Excessive dietary salt intake induces neuroinflammation and oxidative stress in the brain, which lead to sympathetic excitation, contributing to hypertension. However, the underlying mechanisms remain elusive. Accumulating evidence reveals that trimethylamine-N-oxide (TMAO), a gut microbiota-derived metabolite, is implicated in the pathogenesis of multiple cardiovascular diseases. The present study sought to determine whether central TMAO is elevated and associated with neuroinflammation and oxidative stress in the brain after long-term high salt (HS) diet intake and, if so, whether inhibition of TMAO generation ameliorates HS-induced sympathetic excitation and hypertension. Sprague–Dawley rats were fed either a HS diet or a normal salt (NS) diet and simultaneously treated with vehicle (VEH) or 1.0% 3,3-Dimethyl-1-butanol (DMB, an inhibitor of trimethylamine formation) for 8 weeks.
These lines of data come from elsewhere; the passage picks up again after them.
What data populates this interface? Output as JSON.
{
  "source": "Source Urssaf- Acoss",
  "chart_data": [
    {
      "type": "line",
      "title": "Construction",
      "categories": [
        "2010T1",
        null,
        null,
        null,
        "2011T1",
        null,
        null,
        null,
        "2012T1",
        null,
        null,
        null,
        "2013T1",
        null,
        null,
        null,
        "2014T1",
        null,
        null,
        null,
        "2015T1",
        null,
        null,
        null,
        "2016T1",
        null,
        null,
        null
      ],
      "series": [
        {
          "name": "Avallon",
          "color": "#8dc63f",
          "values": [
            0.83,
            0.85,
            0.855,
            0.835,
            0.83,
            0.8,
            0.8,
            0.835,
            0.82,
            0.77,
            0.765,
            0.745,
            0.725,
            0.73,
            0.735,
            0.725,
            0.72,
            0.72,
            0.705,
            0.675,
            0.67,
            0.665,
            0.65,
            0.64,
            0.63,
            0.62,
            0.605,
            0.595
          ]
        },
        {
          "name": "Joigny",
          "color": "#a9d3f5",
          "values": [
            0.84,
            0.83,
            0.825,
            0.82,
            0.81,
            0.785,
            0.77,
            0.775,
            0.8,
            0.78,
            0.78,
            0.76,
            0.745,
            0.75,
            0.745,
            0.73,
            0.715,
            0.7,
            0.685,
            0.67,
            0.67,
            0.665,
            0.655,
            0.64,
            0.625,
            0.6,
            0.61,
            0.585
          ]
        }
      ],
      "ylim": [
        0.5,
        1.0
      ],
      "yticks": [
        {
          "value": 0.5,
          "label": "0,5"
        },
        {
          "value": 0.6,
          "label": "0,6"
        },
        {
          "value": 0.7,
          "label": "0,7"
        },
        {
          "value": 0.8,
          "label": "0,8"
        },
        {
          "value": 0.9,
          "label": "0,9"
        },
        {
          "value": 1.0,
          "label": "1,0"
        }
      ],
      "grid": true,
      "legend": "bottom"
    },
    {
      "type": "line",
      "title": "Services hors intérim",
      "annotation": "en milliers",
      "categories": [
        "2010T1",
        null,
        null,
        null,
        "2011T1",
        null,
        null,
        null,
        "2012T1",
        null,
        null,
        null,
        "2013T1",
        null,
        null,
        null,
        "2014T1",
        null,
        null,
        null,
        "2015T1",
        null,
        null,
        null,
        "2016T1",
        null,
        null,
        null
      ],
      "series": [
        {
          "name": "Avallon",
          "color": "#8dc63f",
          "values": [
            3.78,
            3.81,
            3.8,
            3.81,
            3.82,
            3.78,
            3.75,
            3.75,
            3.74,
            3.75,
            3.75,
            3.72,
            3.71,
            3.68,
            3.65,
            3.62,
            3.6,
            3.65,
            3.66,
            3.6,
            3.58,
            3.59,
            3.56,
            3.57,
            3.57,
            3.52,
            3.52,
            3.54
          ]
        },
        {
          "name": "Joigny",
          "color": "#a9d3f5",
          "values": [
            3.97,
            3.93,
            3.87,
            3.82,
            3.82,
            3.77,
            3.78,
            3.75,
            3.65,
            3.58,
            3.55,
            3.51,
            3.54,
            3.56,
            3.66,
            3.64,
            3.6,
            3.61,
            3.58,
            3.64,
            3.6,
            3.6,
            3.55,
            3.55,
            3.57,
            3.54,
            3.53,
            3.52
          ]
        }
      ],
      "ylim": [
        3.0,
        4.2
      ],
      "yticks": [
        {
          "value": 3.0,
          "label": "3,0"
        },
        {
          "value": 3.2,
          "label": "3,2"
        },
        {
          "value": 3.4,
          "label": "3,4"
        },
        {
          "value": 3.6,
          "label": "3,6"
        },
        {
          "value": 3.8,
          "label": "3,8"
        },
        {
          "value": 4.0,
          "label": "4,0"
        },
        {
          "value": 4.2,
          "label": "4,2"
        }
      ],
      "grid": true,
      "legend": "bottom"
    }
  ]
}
HS + VEH rats, compared with NS + VEH rats, had elevated TMAO in plasma and cerebrospinal fluid (CSF), increased blood pressure (BP), and increased sympathetic drive as indicated by the BP response to ganglionic blockade and plasma norepinephrine levels. HS-induced these changes were attenuated by DMB, which significantly reduced TMAO in plasma and CSF. Neuroinflammation as assessed by proinflammatory cytokine expression and NF-κB activity and microglial activity, and oxidative stress as measured by NAD(P)H oxidase subunit expression and NAD(P)H activity and reactive oxygen species (ROS) production in the hypothalamic paraventricular nucleus (PVN) were increased in HS + VEH rats but were decreased by DMB. DMB had no effects on above measured parameters in NS rats. The results suggest that long-term HS diet intake causes elevation in TMAO in the circulation and brain, which is associated with increased neuroinflammation and oxidative stress in the PVN, an important cardiovascular regulatory center. Inhibition of TMAO generation ameliorates HS-induced sympathetic excitation and hypertension by reducing neuroinflammation and oxidative stress in the PVN.